Online Meta Learning = (1) + (2)

(1) Meta Learning : learning a prior over parameters / for fast adaptation
- 문제점 ) data가 “batch” 단위로써 들어온다고 가정함
(2) Online Learning : sequential settings
- 문제점 ) task-specific adaptation없이 하나의 single model을 주로 사용

Online Meta Learning을 수행하는 “FTML” (Follow The Meta Leader) 알고리즘을 제안함

1. Introduction

Meta Learning

learning to learnin
past experience = prior over model params
(문제점) neglects the “sequential & non-stationary aspects”

Online Learning

sequential settings ( tasks are revealed one after another )
(문제점) how past experience can accelerate adaptation to new task를 고려 못함

\(\rightarrow\) NEITHER is ideal for continual lifelong learning!

2. Foundations

우선, (1) meta-learning의 대표모델 MAML & (2) Online-learning에 대해서 review

2-1. Few-shot Learning

관심 대상 : family of “TASKS”

Notation :

task \(\mathcal{T}_i\)에 해당하는 data : \(\mathcal{D}_{i}:=\left\{\mathrm{x}_{i}, \mathbf{y}_{i}\right\}\)
task의 개수 : \(M\)
predictive model : \(h(\cdot ; \mathrm{w})\)
population risk of the model : \(f_{i}(\mathbf{w}):=\mathbb{E}_{(\mathbf{x}, \mathbf{y}) \sim \mathcal{T}_{i}}[\ell(\mathbf{x}, \mathbf{y}, \mathbf{w})]\)
loss function
- example) squared error loss : \(\ell(\mathbf{x}, \mathbf{y}, \mathbf{w})=\|\mathbf{y}-\boldsymbol{h}(\mathbf{x} ; \mathbf{w})\|^{2}\)
average loss on \(\mathcal{D}_i\) : \(\mathcal{L}\left(\mathcal{D}_{i}, \mathbf{w}\right)\)

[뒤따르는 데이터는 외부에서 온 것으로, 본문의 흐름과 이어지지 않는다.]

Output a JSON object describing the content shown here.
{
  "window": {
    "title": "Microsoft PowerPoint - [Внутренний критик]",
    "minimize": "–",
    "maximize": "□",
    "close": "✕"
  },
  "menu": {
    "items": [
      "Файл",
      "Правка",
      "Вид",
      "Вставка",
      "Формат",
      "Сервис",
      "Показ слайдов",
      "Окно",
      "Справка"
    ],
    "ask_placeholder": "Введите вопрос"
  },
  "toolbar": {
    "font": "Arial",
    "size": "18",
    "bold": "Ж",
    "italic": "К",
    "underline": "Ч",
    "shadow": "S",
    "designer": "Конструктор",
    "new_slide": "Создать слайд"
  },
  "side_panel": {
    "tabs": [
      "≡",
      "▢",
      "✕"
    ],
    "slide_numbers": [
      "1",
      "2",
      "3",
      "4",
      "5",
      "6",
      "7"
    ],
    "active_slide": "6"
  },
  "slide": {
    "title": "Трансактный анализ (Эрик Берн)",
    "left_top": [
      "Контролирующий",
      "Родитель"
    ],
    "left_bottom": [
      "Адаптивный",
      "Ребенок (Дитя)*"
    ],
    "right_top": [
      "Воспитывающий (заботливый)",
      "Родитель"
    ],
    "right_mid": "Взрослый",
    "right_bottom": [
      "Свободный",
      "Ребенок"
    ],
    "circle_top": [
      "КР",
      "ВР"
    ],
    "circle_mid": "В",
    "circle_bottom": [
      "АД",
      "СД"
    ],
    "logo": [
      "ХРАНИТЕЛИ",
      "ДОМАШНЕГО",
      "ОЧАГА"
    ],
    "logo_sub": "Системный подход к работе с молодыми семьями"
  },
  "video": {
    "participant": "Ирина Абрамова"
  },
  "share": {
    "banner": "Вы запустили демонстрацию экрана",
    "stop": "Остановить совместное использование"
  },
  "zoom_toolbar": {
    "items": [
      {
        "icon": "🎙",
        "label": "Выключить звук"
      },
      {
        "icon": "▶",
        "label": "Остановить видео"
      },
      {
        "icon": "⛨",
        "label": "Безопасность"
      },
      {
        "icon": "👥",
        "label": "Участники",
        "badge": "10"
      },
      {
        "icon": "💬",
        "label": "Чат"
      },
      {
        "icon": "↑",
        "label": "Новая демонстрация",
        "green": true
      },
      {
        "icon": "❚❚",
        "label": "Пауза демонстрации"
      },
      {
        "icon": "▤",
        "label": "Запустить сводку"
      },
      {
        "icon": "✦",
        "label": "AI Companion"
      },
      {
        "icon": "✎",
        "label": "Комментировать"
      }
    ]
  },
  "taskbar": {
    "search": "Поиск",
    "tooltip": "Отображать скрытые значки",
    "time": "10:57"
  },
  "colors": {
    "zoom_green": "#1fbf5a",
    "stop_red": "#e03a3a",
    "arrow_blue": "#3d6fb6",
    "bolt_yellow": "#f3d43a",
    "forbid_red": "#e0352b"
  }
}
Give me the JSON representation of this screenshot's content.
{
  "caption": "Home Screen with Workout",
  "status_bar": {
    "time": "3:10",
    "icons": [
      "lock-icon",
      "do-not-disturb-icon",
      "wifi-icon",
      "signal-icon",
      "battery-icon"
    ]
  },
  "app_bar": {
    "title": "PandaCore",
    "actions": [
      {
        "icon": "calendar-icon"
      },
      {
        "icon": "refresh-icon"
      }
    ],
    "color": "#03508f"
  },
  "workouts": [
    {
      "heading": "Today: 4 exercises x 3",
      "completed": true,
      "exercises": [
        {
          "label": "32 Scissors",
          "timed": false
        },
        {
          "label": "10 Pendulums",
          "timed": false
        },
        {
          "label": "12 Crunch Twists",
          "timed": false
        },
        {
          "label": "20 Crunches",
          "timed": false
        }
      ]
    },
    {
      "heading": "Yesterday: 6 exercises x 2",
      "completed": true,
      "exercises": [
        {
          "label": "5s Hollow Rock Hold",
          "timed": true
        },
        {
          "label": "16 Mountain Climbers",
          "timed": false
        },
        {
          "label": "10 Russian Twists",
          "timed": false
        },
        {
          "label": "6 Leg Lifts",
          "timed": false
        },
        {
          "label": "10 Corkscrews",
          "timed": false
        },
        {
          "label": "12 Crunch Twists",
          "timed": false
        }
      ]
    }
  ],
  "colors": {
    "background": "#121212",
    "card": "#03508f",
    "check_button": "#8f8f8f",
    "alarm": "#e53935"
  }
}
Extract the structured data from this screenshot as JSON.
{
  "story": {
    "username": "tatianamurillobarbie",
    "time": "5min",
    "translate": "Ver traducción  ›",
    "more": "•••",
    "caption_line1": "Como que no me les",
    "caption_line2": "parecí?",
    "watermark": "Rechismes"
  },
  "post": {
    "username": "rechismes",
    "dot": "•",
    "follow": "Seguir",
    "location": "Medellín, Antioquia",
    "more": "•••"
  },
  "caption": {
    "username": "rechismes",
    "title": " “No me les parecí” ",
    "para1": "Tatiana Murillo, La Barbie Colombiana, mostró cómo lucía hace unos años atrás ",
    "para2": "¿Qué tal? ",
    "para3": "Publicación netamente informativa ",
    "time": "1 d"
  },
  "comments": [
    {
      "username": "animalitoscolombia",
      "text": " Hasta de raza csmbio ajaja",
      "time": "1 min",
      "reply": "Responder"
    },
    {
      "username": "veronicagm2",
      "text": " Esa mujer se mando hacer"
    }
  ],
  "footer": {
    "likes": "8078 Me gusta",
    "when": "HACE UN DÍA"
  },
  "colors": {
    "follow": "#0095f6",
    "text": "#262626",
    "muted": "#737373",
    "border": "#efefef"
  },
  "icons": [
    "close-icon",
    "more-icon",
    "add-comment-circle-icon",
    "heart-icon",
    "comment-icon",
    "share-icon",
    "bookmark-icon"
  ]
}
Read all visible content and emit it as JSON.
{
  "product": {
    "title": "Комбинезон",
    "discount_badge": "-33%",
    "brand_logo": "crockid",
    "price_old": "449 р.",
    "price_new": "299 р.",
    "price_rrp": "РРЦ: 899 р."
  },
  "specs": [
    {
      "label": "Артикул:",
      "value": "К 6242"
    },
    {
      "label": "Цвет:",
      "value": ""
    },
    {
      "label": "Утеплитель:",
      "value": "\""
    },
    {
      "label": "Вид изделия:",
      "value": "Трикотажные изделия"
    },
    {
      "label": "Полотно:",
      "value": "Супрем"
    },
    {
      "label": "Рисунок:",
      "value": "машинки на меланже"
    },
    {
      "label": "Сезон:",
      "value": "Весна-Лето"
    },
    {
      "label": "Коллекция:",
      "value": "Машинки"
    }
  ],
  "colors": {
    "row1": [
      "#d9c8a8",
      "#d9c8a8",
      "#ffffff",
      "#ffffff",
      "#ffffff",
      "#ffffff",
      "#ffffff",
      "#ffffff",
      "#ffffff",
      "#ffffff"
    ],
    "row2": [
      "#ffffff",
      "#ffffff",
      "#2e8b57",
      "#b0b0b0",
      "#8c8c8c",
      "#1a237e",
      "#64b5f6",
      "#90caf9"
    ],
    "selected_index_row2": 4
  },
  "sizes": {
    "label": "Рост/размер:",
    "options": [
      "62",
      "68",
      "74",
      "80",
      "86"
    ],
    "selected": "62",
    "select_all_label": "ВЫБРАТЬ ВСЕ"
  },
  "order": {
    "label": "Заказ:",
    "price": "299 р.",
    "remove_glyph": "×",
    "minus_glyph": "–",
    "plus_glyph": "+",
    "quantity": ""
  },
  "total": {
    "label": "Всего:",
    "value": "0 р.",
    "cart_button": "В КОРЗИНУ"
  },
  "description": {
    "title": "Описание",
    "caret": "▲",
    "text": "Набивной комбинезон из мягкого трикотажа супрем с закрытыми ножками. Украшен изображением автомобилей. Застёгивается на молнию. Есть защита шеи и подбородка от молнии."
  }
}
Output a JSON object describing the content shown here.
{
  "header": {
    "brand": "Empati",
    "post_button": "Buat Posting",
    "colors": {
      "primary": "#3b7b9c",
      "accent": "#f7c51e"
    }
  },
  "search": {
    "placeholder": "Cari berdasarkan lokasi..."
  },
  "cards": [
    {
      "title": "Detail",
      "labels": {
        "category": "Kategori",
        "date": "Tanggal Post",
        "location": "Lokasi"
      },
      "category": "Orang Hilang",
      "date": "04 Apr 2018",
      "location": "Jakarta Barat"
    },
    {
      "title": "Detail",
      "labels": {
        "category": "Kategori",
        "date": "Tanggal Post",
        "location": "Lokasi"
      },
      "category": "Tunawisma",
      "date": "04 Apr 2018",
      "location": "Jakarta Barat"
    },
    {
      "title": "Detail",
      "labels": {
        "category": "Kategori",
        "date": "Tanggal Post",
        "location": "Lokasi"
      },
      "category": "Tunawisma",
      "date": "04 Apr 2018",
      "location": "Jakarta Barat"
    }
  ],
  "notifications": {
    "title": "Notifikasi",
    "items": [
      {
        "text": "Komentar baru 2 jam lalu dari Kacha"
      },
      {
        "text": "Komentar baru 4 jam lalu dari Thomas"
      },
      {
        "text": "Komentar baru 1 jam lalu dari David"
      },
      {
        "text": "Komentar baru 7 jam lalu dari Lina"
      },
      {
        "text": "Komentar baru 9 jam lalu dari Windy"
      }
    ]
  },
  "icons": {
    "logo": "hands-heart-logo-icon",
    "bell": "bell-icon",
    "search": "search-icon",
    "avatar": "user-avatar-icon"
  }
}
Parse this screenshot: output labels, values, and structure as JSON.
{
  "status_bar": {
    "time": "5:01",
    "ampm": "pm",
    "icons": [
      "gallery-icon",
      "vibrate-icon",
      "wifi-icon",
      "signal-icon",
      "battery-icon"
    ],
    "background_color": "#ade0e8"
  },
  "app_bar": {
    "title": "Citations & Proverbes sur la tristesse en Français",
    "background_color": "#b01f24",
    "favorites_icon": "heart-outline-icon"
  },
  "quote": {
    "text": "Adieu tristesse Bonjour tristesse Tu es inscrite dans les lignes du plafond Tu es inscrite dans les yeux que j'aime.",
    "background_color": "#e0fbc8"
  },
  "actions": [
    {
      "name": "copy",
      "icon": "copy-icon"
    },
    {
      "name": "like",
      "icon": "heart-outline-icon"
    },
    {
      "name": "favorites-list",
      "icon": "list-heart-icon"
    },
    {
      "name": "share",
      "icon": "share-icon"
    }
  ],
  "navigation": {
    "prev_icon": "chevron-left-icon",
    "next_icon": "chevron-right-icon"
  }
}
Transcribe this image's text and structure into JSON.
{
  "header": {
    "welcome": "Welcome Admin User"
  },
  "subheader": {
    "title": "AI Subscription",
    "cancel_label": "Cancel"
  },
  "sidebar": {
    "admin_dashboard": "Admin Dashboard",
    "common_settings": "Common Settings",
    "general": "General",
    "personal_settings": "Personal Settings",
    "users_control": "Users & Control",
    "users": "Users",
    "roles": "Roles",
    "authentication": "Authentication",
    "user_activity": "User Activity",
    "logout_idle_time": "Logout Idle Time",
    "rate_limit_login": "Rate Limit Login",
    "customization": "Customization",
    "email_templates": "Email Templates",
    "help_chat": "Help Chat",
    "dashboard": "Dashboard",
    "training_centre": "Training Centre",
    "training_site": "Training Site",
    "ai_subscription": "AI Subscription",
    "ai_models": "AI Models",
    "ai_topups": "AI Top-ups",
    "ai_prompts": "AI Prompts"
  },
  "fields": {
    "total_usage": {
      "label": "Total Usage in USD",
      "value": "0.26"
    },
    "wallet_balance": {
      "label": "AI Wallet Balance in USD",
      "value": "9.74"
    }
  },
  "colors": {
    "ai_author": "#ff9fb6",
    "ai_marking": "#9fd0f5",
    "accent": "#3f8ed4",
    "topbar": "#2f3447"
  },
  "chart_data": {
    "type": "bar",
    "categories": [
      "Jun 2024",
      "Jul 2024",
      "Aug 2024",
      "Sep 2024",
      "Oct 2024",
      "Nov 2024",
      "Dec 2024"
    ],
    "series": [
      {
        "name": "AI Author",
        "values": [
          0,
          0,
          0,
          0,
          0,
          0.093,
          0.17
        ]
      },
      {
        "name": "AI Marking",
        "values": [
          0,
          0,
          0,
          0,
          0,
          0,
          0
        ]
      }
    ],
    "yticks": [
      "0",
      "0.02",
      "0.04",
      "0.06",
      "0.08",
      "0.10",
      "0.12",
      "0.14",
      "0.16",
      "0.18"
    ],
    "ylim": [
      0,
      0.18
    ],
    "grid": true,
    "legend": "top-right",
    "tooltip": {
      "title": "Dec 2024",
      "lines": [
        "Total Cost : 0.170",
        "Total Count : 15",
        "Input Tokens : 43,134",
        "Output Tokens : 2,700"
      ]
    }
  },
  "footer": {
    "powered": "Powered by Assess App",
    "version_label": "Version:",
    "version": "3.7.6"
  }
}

\(\rightarrow\) 오직 \(\mathcal{D}_i\)에만 의존해서는, \(f_i(\mathbf{w})\)를 minimize하기는 어렵다 ( TOO SMALL DATASET )

우리는 그러한 \(\mathcal{D}_i\)들이 여러개 있고, 이들이 순차적(sequentially) 들어온다

2-2. Meta-Learning & MAML

task는 fixed distn에서 뽑힌다 : \(\mathcal{T} \sim \mathbb{P}(\mathcal{T})\).

[ Meta Training Time ]
- task \(M\)개를 뽑는다 : \(\left\{\mathcal{T}_{i}\right\}_{i=1}^{M}\) ( + Dataset도 함께 )
[ Deployment Time ]
- 새로운 task 하나를 뽑는다 : \(\mathcal{T}_{j} \sim \mathbb{P}(\mathcal{T})\)
  
  ( 특징 : small labeled dataset, \(\mathcal{D}_{j}:=\left\{\mathbf{x}_{j}, \mathbf{y}_{j}\right\}\) )

Meta-learning algorithm의 목적 :

\(M\) 개의 training task를 통해서 모델을 만들어서,
새로운 task의 데이터 \(\mathcal{D}_{j}:=\left\{\mathbf{x}_{j}, \mathbf{y}_{j}\right\}\)가 주어졌을 때,

이에 대해 \(f_{j}(\mathbf{w})\)를 minimize하도록 빠르게 update되게끔!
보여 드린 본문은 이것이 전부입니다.